The reason for the title above is because honestly I have no idea what I am going to write about. Things lately have been really tough lately for me and my family. My status on my last facebook page pretty much says it all. "I am hanging off a cliff by my fingernail and its breaking" Yesterday was the straw that broke the camels back, you could say. Is it just me or does that saying not make sense? What does a camel have to do with straw? Anyway, through all the tests and blood work and Dr. appointments that I've been through over the last six months or so, yesterday was my last test. My gastro doctor told me that she couldn't think of anything else to do and that I need to go to Jefferson University for a full work--up. The problem right now is the blood tests say one thing, then the camera pill says another. The endoscopy found this, but that doesn't coincide with my symptoms. My MRI showed this, but my CAT Scan didn't show this. Too many questions and no answers. Maybe this alone, wouldn't be so hard to deal with but combined with 15 years of anxiety that I still fight with every day. I still manage to put on a smile and pretend everything is okay but every second it becomes harder and harder.
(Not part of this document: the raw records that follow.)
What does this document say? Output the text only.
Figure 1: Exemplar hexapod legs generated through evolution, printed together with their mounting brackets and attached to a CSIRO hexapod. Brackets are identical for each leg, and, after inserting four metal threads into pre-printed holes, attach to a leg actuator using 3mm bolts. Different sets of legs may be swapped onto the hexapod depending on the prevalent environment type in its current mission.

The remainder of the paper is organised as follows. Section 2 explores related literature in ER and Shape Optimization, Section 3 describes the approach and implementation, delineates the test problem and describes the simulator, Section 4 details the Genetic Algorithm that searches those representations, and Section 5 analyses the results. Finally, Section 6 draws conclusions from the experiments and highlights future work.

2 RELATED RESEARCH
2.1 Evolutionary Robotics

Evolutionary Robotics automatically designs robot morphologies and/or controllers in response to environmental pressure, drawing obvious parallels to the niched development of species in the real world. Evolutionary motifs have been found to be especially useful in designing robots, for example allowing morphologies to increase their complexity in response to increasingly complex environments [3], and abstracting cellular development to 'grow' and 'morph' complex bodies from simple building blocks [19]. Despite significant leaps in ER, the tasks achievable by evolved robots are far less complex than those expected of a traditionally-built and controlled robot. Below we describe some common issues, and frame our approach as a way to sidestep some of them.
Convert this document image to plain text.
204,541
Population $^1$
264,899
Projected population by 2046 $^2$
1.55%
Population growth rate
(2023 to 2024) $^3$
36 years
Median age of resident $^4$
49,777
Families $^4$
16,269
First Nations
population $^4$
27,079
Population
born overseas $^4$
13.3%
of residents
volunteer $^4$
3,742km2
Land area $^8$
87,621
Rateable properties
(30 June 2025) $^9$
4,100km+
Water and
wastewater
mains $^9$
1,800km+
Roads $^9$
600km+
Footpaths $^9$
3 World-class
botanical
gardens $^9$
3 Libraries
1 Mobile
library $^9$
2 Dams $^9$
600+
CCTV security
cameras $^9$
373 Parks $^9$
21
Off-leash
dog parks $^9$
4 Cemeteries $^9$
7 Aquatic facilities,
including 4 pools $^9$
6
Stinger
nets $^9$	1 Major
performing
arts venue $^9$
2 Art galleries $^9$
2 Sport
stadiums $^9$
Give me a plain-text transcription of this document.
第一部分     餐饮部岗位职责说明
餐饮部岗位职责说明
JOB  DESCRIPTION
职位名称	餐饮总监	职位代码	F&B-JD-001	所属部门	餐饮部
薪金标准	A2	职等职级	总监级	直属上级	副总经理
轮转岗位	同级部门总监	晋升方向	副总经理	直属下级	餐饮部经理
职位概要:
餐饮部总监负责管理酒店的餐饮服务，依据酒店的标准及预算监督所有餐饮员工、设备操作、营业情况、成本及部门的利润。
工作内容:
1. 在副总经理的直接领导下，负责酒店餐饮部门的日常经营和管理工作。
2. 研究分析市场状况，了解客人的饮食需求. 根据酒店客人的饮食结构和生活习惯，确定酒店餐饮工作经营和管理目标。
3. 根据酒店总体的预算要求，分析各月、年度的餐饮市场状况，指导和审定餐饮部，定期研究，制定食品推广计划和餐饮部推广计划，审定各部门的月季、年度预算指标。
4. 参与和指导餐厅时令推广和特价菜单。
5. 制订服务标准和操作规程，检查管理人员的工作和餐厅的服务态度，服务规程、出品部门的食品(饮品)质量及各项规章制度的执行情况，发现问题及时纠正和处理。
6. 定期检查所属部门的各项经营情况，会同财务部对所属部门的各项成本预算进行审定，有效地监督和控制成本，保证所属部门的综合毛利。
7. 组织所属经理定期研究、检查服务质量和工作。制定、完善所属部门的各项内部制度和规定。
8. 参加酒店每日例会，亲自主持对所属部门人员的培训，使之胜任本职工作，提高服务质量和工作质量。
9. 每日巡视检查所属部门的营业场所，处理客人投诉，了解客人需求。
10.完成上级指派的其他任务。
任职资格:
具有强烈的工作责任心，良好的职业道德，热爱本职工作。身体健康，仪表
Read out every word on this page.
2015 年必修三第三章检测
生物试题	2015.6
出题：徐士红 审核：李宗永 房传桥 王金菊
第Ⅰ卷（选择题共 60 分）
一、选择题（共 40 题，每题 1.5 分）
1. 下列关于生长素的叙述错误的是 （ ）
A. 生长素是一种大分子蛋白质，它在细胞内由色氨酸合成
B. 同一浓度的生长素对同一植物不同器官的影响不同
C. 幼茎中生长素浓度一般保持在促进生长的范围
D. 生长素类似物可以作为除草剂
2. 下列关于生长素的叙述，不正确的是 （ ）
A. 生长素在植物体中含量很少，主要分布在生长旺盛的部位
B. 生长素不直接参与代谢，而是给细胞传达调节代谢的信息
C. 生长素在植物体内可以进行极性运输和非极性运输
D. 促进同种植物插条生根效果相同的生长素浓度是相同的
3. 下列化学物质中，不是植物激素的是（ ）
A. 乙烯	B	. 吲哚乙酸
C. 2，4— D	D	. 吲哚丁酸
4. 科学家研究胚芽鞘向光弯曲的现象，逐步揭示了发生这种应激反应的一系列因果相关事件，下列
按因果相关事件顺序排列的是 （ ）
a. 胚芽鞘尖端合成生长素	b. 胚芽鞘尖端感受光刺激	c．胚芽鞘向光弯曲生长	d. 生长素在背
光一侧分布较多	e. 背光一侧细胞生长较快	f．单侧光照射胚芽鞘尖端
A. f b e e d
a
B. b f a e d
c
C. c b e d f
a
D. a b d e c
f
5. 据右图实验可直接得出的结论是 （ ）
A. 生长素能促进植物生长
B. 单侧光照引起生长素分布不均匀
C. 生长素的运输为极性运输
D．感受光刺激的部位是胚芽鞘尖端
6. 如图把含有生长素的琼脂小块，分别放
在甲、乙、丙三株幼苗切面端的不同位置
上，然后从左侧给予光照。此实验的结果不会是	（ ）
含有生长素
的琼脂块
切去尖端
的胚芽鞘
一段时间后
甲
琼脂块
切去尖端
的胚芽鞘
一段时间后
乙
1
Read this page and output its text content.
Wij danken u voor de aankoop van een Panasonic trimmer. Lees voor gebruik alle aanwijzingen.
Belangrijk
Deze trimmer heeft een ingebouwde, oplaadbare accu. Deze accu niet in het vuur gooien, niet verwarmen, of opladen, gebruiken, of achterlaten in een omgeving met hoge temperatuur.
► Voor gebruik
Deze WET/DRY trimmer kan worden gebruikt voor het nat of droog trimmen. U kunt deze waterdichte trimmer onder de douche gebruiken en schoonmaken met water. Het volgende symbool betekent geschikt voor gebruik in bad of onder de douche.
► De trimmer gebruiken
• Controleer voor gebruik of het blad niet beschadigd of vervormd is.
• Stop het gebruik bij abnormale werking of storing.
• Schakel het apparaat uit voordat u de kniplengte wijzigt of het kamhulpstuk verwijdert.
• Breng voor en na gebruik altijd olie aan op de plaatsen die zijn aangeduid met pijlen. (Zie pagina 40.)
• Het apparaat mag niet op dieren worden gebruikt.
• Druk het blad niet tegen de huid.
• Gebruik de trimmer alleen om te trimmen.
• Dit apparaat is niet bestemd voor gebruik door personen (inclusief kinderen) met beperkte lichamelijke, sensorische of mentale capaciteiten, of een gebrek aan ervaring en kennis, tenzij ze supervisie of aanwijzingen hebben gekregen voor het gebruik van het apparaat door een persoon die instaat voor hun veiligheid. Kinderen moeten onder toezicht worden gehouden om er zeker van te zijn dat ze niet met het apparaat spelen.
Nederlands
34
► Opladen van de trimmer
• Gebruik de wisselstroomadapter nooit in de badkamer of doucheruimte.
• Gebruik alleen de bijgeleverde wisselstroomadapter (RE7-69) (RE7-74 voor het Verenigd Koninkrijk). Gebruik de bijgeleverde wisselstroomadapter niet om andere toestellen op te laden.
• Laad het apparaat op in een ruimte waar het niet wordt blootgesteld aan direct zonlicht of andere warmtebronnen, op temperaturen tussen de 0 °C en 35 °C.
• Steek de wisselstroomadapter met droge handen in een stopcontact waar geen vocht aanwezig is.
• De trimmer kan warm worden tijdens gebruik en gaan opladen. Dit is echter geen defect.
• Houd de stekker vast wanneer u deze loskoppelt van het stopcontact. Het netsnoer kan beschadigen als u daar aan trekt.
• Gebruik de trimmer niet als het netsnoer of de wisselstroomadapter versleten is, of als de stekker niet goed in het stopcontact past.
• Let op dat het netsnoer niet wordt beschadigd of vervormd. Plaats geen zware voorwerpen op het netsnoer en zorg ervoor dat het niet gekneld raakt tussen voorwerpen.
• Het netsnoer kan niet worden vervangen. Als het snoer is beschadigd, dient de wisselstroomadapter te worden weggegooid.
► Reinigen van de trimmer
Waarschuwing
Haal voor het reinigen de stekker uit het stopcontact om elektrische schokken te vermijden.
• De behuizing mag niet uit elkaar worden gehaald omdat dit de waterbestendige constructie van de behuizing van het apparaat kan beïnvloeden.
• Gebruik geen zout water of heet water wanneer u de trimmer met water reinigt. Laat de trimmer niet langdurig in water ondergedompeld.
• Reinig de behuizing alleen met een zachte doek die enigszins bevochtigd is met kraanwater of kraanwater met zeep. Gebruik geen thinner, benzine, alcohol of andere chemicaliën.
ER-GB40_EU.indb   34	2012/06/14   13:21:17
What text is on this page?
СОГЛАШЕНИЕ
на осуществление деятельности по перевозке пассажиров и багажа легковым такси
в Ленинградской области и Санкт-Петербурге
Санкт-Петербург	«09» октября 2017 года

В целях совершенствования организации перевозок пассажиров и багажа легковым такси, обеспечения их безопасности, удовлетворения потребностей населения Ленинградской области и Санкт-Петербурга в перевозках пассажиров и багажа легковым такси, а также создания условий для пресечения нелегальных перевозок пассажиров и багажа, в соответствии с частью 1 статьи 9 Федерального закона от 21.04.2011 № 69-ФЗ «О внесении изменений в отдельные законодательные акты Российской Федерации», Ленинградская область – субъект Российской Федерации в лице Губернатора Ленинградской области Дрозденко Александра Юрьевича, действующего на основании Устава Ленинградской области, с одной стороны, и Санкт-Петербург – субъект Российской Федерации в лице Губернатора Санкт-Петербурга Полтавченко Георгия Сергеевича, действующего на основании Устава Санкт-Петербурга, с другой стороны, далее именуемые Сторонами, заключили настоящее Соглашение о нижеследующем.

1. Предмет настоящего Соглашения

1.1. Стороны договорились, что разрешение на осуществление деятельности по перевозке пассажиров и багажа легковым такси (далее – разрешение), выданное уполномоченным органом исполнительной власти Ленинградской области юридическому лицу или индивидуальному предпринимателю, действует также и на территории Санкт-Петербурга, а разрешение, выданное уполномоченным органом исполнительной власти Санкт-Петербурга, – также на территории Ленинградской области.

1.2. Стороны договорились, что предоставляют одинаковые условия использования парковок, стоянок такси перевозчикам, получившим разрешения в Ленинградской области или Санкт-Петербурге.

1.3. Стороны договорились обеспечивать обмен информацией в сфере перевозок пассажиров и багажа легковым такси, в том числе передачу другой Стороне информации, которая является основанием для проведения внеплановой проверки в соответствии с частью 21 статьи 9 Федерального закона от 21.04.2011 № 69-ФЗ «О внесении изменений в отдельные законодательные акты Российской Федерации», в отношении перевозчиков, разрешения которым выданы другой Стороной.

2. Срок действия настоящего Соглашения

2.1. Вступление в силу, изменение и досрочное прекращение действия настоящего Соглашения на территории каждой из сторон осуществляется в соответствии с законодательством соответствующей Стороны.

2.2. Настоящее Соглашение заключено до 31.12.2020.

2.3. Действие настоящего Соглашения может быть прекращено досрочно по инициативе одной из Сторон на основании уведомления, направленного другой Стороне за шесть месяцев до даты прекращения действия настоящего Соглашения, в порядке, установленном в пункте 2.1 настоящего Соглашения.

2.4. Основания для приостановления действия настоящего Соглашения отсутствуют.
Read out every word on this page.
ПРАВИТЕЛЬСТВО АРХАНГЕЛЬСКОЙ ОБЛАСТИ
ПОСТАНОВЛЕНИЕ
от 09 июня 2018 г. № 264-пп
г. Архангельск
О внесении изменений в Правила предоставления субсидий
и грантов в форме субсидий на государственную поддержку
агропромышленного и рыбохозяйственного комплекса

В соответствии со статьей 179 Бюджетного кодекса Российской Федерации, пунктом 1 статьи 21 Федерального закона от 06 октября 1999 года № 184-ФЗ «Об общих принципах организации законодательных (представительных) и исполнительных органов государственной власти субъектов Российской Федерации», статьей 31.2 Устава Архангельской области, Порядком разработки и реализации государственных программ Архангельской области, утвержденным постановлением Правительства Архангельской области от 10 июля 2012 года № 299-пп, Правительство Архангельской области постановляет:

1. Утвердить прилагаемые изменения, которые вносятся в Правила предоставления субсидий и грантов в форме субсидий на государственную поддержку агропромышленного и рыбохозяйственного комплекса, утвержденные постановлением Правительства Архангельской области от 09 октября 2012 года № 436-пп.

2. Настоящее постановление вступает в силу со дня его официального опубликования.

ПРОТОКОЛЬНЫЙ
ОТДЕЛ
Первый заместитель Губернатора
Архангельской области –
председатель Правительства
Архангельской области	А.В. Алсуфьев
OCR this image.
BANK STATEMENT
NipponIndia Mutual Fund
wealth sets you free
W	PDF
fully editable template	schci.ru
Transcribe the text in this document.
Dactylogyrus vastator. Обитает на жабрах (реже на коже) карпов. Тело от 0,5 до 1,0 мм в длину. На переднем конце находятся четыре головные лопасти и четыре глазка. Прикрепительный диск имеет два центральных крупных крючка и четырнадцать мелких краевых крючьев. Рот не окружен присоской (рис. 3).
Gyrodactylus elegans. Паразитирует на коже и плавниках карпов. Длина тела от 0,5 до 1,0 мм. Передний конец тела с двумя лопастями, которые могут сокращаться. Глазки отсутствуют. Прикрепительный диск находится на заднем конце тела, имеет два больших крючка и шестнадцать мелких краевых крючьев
It's a bit hard to hide my stomach which looks nine months pregnant. My back hurts, my abdomen hurts, I get out of breath from just walking from one room to another. To top it all off.....my hope went right out the window. I know there is a saying that God won't give you, what you can't handle, but I must admit my faith is being tested. It's really hard to keep my head up when test after test comes back and they say four hundred different things. Okay enough on that, I just can't talk about it anymore.
The Bin Laden photos.....Terrorists want us dead and are constantly trying to find ways to make that happen. We killed him, and yes, that makes us targets, BUT we already are targets. You honestly believe that seeing him dead in a picture is going to make it worse? What's worse then a group trying to plot your demise? I really don't care if I see it, but those affected by 9-11 personally have that right. Why is it that the family of a murder victim can watch the execution but those that were part of the biggest tragedy in United States history are denied that right. I believe that this is a game that Obama is playing. Just like what he did with his birth certificate. He is probably laughing at all the "deathers" just like he did with the "birthers." Why was everything so hush, hush? I understand why they killed him and buried him at sea. I would not want a shrine where people could come to honor him. Pictures are a different story. We as a country are owed that much. All our soldiers are owed that much! All our soldier's families deserve that. Anyone that was affected by 9-11 deserve that!! I could care less if he sitting in the room doing yoga. He put the penalty on his head, not us. That the media have nothing better to do then to try and sell papers on the topic of him being "unarmed." He, himself is a killing machine with or without guns. Why is it he cares so much about Muslim's reactions than his own countries feelings. Not that I cared for him before but he is truly pathetic. He is not our president, he is the "worlds president. We are still giving Pakistan millions in aid, and yet they harbored Bin Laden right in their own backyard. We should break all ties with them and use the money where it is needed, at home. We wanted justice and we got it, and nobody should have to apologize for that!!
I could go on all day and probably would have, but I have to go. It's kinda refreshing writing when I am PMS'ing. I don't hold anything back.